Шамай написал несколько слов на листке бумаги и подал его Мордхе:
— Пожалуйста, подпишись. Лучше, когда имеется расписка.
Мордхе прочел бумажку, пожал плечами и улыбнулся:
— Вы даете мне три тысячи, а получаете расписку на шесть?
— Ты говоришь, прости, совсем не по-купечески! — Шамай Мордхе взял его за лацкан. — Дай мне сказать! Шамай одалживает сыну реб Аврома три тысячи злотых. Спрашивается, на каком основании он ему одалживает, то есть где обеспечение? Имения, которыми он владеет, или недвижимое имущество? — Он щипнул свою бородку, как делал это обычно, сидя над серьезным трактатом. — А то, что сын реб Аврома через два года станет совершеннолетним, это не имеет значения?.. И не грешно, если Шамай хочет себя обеспечить! Что скажешь?! Но даю тебе слово, что больше трех тысяч я с тебя не возьму…
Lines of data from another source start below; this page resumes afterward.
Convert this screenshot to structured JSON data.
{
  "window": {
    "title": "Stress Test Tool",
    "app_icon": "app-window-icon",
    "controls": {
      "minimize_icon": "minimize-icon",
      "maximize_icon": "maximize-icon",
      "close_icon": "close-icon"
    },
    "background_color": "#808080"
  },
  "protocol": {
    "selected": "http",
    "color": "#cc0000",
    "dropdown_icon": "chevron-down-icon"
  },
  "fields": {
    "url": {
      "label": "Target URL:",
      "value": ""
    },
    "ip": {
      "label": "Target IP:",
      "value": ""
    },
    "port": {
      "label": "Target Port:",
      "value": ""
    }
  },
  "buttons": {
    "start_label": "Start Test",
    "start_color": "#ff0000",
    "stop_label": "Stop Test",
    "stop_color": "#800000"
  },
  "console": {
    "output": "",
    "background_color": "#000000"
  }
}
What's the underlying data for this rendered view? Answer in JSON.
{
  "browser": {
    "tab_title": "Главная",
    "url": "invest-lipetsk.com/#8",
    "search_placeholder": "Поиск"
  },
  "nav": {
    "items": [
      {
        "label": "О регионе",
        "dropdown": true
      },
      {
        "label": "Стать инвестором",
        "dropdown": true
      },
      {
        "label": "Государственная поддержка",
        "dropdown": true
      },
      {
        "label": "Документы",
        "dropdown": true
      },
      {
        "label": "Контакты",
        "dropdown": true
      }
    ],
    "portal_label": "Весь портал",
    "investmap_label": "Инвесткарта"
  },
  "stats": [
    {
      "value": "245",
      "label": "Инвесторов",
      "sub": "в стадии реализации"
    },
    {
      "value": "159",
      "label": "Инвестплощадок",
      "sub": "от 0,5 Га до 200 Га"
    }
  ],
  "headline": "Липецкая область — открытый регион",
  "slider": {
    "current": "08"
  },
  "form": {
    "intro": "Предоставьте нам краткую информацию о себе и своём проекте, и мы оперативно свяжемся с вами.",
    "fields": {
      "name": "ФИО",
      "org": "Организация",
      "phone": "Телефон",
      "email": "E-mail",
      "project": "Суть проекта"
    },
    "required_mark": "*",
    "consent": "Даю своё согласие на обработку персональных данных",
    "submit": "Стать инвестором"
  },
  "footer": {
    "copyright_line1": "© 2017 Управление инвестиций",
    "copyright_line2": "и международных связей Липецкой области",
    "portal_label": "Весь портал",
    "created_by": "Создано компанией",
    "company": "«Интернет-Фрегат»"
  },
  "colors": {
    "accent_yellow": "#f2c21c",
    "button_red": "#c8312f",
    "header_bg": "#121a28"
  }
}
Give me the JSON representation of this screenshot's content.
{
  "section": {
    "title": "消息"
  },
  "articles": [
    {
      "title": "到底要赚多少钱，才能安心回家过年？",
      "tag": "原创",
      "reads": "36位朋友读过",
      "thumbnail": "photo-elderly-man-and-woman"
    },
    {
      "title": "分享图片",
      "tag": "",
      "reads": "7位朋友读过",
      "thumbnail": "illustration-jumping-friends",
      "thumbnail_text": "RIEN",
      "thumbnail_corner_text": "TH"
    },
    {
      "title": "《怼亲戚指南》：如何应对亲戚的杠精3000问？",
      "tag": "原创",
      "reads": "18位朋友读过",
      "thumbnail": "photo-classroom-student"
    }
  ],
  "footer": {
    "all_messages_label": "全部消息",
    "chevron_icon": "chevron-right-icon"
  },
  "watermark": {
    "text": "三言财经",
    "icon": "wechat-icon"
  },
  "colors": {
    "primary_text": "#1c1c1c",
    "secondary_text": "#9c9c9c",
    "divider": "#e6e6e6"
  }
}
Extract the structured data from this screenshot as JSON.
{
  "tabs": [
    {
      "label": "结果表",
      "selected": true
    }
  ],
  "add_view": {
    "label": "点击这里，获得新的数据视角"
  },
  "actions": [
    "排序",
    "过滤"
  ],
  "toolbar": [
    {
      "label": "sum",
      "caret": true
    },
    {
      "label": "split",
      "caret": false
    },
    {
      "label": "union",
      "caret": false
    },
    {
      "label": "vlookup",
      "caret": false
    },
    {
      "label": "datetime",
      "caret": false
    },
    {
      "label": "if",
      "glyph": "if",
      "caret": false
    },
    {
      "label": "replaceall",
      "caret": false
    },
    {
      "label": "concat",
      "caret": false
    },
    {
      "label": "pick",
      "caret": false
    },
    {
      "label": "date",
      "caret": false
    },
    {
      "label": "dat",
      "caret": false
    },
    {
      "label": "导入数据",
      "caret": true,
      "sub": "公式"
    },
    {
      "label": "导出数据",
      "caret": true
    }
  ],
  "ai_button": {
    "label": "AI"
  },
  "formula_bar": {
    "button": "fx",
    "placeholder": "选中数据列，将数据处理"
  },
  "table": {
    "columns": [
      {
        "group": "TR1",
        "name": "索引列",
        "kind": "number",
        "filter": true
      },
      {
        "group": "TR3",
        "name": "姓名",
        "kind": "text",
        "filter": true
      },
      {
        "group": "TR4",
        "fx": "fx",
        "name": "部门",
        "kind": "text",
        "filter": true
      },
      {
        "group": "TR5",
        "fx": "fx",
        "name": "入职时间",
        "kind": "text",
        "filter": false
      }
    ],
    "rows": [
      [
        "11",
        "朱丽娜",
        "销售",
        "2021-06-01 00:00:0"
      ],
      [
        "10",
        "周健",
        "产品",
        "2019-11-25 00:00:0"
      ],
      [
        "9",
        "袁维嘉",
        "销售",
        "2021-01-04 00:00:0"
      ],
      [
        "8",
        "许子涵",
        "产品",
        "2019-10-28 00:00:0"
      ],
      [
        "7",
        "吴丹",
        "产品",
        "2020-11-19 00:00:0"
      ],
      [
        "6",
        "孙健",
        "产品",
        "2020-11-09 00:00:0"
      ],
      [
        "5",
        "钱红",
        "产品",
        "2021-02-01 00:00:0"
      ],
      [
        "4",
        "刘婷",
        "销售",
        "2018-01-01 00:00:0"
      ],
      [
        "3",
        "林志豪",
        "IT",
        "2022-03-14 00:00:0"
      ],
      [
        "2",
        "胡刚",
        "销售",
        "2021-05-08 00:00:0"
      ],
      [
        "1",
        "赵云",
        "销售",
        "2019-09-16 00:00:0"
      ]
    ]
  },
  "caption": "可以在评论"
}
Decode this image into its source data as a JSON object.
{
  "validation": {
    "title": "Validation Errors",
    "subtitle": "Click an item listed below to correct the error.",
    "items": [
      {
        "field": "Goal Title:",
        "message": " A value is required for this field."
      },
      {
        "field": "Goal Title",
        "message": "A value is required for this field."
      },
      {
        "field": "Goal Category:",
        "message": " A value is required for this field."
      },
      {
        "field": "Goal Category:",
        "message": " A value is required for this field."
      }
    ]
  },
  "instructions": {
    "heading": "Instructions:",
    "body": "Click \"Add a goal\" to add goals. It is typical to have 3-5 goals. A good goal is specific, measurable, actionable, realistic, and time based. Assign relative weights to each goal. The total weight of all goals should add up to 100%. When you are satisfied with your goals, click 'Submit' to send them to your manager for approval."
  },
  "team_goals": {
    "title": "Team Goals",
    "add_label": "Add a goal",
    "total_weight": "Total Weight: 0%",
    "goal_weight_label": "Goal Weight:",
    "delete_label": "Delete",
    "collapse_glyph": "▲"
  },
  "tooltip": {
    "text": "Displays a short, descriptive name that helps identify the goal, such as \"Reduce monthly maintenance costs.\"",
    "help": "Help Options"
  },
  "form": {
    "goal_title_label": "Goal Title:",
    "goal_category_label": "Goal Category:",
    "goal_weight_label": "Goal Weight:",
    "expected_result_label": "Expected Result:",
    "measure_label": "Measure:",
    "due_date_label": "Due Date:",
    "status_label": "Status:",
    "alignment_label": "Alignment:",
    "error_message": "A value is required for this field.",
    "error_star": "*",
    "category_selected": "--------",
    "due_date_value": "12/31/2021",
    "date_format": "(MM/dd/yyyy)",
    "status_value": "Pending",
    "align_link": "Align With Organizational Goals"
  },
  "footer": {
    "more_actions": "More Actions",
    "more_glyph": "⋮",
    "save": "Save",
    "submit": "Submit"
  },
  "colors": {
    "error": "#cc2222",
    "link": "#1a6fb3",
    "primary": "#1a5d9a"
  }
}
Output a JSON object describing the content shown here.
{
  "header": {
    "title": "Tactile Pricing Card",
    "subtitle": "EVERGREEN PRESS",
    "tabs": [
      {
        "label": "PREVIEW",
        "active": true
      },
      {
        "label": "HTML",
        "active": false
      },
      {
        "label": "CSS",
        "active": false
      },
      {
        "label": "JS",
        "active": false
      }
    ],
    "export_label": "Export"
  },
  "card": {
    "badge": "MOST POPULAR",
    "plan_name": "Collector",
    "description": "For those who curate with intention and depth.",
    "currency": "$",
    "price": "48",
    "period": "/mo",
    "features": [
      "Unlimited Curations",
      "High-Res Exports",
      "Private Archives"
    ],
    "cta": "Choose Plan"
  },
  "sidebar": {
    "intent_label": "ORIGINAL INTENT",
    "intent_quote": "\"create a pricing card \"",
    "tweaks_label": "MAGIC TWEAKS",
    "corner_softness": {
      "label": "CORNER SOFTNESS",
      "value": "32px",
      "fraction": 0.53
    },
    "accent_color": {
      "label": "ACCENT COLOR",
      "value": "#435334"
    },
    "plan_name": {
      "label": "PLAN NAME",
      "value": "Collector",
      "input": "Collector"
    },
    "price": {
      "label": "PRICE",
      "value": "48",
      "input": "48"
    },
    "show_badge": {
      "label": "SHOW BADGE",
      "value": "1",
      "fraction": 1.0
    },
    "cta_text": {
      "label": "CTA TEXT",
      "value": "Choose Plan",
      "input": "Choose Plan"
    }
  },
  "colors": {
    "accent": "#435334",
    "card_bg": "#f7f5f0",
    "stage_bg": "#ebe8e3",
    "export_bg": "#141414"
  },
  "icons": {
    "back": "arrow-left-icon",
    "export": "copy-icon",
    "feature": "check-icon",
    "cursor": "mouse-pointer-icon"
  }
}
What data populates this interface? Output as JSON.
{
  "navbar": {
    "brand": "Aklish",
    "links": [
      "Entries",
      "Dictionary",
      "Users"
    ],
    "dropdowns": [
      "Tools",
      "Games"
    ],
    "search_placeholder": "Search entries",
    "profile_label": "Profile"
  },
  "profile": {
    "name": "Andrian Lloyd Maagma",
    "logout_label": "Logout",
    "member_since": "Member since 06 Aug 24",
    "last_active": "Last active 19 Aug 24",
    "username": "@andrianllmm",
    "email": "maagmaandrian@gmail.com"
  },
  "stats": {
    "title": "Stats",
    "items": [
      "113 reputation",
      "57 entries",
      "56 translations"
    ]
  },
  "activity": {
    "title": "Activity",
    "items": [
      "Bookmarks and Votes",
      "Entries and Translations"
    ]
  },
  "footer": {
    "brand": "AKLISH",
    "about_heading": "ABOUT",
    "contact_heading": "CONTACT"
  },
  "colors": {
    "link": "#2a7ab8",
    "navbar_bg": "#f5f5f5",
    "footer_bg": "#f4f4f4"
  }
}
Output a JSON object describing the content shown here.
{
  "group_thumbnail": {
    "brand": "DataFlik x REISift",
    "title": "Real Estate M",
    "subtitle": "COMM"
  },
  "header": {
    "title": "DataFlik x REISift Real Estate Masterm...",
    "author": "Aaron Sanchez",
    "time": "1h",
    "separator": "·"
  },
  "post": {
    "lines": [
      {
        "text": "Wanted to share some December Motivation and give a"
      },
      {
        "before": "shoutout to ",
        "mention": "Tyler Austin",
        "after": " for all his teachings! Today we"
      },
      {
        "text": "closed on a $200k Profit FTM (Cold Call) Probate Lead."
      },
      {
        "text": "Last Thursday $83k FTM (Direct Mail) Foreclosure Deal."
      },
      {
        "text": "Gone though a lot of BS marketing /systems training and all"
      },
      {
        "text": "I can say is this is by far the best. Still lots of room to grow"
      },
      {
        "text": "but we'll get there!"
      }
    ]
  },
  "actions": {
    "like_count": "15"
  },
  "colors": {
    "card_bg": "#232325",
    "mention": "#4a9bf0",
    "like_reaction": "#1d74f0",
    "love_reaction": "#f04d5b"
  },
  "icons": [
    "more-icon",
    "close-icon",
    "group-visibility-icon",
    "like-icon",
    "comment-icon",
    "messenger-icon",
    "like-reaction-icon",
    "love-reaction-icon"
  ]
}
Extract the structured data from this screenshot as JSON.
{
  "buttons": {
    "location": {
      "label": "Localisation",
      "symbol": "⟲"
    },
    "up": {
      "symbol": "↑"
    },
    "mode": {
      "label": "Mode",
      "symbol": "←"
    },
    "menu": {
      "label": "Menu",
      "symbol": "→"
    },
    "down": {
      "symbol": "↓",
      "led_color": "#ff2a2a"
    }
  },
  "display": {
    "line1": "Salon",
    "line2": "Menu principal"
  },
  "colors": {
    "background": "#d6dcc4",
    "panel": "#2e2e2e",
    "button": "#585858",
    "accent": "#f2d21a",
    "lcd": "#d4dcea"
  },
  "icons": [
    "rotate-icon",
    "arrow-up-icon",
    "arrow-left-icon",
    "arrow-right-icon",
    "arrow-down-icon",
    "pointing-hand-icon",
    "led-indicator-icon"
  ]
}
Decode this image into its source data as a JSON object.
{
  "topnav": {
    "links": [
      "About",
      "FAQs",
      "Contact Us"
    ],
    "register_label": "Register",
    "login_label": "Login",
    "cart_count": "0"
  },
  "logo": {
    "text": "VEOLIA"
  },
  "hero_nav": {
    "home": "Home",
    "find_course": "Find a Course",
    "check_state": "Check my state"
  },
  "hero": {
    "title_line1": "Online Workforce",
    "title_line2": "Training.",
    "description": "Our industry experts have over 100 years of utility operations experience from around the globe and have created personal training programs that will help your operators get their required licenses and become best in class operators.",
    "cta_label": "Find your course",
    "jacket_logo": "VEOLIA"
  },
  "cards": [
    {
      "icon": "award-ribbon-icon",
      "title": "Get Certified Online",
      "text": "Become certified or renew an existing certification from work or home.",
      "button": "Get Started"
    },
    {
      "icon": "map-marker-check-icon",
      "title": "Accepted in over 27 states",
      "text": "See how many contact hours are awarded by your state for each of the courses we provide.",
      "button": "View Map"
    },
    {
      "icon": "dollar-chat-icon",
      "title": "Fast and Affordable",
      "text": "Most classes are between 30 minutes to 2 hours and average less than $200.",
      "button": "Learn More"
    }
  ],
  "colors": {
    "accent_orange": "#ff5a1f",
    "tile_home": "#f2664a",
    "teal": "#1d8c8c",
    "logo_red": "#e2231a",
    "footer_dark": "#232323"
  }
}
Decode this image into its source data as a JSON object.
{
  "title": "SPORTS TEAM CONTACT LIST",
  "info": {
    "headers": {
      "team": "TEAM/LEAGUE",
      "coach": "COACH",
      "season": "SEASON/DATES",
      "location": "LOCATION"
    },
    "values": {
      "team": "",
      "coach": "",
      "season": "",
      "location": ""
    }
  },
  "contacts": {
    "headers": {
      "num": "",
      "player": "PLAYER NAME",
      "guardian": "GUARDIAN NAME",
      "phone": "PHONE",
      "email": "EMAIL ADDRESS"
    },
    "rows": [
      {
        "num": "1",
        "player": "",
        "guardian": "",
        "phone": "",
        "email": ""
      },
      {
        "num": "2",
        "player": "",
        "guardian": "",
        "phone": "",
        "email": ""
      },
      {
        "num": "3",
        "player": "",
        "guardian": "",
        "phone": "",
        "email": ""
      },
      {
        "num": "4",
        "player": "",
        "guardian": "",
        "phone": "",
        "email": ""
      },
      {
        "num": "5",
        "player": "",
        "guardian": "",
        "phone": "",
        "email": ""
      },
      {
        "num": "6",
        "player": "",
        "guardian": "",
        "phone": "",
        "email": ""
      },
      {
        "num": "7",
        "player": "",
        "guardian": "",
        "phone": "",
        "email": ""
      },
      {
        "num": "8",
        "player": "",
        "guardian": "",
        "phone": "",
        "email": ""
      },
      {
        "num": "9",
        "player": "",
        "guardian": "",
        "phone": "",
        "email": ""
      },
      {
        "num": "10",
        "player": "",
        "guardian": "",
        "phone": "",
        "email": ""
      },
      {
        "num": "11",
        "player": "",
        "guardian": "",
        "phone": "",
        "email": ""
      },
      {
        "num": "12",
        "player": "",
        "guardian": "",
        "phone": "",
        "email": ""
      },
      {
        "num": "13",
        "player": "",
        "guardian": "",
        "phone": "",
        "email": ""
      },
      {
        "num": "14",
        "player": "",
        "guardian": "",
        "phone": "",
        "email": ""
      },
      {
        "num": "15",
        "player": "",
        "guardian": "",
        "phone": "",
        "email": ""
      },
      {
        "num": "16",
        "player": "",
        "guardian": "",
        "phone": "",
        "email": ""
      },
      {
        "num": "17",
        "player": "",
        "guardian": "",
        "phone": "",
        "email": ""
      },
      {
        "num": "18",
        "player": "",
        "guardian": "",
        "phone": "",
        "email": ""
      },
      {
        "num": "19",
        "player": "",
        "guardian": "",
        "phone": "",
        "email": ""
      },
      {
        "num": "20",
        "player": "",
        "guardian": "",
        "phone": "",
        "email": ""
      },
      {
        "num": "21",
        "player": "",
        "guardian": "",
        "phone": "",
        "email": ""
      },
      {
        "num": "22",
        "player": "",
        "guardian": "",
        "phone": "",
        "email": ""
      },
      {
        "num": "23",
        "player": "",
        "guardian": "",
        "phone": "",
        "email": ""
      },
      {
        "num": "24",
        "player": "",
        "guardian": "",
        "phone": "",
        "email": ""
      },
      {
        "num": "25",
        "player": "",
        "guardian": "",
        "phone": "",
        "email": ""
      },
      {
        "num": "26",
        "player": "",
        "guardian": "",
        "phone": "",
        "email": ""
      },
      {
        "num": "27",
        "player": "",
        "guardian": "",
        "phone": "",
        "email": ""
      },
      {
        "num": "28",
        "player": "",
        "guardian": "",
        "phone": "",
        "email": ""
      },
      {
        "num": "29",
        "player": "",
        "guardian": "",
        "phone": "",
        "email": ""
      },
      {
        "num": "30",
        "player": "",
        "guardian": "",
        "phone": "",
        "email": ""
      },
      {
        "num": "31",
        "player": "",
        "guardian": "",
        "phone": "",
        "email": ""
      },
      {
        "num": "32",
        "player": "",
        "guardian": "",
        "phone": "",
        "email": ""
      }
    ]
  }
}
Мордхе равнодушно подписался и стал смотреть, как Шамай сыплет сухой песок на подпись, вытаскивает кожаный бумажник, пересчитывает ассигнации со стоном, как будто ему тяжело расстаться с деньгами. Несколько раз Шамай пересчитал деньги, не доверяя себе, и, когда Мордхе хотел эту пачку денег положить в карман, он заставил его пересчитать ее еще раз.
Мордхе вышел от Шамая, хотел пойти сказать Кагане, что завтра утром они поедут, но вспомнил о ребе и направился к его «двору».
* * *
Уже две недели, как реб Менделе не вставал с постели. Он очень ослабел. Кроме реб Иче, он никого не хотел видеть, не разрешал даже убирать комнату, которая была полна паутины. По полу свободно гуляли мыши, останавливались у кровати ребе, как будто хотели от него чего-то, и люди говорили, что это грешные души, нуждающиеся в посмертном искуплении.
Реб Иче подбросил дров в печку; когда пламя запылало, реб Менделе вынул из-под подушки ключ и подозвал его:
— На, вынь рукописи из моего сундука и сожги! Что ты смотришь? Сожги, говорю тебе! Типограф достаточно напечатал! Не для кого писать! Слышишь, Иче, я задыхаюсь… Мир смердит… Ну, чего ты смотришь? Бросай в огонь!
Реб Иче бросал в печку одну рукопись за другой. Когда он бросил последнюю, реб Менделе рассмеялся тихо и пренебрежительно — так, что реб Иче ужаснулся.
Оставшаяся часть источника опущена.